When speaking of the mentality the group had for the making of the album, Anselmo states that the idea of playing making the album was simply "playing metal with hardcore attitude" and it shows through the constant addition of the extra badass qualities that hardcore punk brings mixing itself with heavy metal traditions to create the kind of musical attitude that was unheard. It resulted in bleak and sludgy verse structures mixing with more in-your-face and frantic grooves during Live In a Hole and Regular People (Conceit) and most importantly, giving badass riffs to more emotional ballads. The closest anyone had got to doing such a thing was Guns N' Roses and they never had any immense breakdowns or deathly growling, like heard in This Love and Hollow. And these moments don't even divert from the pure emotion that emits from these songs, surely a sign of how strong they are.
The emotional impact of Vulgar Display of Power is also a considerable force, both when listening and in hindsight.

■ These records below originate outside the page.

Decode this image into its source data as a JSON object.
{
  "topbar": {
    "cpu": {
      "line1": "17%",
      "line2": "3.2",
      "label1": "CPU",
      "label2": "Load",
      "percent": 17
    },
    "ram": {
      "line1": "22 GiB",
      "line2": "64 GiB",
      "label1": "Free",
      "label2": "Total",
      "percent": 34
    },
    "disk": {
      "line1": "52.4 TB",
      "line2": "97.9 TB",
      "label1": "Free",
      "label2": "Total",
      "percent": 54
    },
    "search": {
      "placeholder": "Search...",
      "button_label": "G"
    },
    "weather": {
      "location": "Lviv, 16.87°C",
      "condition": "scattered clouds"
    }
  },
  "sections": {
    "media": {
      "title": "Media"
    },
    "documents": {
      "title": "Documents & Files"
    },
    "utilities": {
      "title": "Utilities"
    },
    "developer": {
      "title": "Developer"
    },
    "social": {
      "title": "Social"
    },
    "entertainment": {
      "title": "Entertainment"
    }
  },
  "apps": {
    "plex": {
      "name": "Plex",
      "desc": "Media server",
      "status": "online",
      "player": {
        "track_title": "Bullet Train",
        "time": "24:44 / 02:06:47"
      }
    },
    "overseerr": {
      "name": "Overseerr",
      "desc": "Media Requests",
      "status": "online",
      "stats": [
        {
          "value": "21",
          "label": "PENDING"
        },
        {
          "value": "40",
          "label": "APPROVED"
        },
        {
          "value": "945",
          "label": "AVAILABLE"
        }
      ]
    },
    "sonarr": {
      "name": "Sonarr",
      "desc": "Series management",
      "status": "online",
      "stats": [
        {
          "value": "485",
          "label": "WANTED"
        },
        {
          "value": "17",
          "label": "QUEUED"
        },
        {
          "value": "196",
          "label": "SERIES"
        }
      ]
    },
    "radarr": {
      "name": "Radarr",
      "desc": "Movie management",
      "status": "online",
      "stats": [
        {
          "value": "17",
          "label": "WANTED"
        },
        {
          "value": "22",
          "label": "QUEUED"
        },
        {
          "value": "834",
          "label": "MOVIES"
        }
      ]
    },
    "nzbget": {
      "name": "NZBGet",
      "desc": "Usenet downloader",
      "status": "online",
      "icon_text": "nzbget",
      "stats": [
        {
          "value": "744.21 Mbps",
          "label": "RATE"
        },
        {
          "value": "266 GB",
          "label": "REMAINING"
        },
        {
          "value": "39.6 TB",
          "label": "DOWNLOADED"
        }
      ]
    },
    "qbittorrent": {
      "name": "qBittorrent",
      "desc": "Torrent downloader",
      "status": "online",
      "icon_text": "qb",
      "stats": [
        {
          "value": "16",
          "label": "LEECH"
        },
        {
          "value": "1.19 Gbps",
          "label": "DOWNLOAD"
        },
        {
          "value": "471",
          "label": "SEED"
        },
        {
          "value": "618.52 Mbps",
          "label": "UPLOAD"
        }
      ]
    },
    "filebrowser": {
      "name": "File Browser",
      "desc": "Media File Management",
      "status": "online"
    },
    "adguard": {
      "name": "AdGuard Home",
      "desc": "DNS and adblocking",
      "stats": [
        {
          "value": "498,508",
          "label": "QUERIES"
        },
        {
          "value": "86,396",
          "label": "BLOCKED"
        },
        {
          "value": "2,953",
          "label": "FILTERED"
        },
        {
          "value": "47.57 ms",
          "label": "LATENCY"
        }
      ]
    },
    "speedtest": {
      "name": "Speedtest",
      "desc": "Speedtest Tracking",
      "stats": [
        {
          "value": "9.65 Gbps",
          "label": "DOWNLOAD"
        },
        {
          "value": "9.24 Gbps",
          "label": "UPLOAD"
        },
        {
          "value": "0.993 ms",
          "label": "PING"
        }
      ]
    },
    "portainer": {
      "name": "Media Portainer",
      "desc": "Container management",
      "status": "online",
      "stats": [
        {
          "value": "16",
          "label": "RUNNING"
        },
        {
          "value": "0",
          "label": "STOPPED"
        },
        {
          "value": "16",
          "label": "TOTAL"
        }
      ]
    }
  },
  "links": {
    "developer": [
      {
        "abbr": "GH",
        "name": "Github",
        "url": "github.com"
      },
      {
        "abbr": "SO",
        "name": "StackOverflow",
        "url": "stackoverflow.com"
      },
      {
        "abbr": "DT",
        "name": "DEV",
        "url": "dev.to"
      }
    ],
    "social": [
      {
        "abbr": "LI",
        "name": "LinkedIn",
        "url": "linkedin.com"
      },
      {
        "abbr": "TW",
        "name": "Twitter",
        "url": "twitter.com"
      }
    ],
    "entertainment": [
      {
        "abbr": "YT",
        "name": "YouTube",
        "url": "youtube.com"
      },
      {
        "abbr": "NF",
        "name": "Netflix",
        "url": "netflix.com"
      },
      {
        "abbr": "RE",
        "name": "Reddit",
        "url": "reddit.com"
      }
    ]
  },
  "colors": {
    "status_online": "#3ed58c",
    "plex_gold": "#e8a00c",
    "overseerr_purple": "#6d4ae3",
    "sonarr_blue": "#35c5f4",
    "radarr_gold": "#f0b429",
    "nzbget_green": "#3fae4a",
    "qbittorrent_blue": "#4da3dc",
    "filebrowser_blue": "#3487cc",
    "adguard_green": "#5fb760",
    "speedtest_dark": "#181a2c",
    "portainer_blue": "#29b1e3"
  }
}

Though the performance is violent and aggressive, there's a lot of positivity to be found on the album. Rise is a song that calls for mass unity and brotherhood amongst mankind as Anselmo yells "Mass prediction, unification/ Breathing life into our lungs/ Every creed and every kind/ To give us depth for strength." In hindsight, this idea of brotherhood is something that makes this album so wonderful. It's the sense of brotherhood within Pantera that makes this album even more powerful a listen. Anselmo had fully settled into a group, having not joined until fourth album and unofficial Pantera album Power Metal and when listening to the album, it's quite clearly the sound of four guys kicking it together and having an awesome time without a care about what anyone else thinks. It's a far cry from the events in later years which saw Anselmo and Dimebag have a very public fallout in 2003, leading to the demise of the group and the horrific onstage murder of Dimebag a year later meant Phil was never given any chance to make any kind of reparations with his former partner in metal. So, when listening to Vulgar Display of Power, it's a warming callback of more glorious days, a true album which resembles friendship and brotherhood across musicians.
So, Vulgar Display of Power is an album that's all about being as brutal and hardcore as possible in playing heavy metal and twenty years on it's still as heart-racing, punishing and tearing a listen as ever with raw energetic performances with genuine roughness, bile and vigor mixed with the performance. It's the album that has inspired a generation of groups, putting both nu metal and metalcore into action by mixing wiry, adrenaline filled hardcore breakdowns with in-depth more emotional heavy metal passages. It's a masterpiece of metal and though it is extremely likely that Pantera are never going to make any kind of return, albums like this mean their legacy will last forever.
Pantera's Vulgar Display of Power 20th Anniversary Edition CD/DVD set will be released on 15th May via Rhino.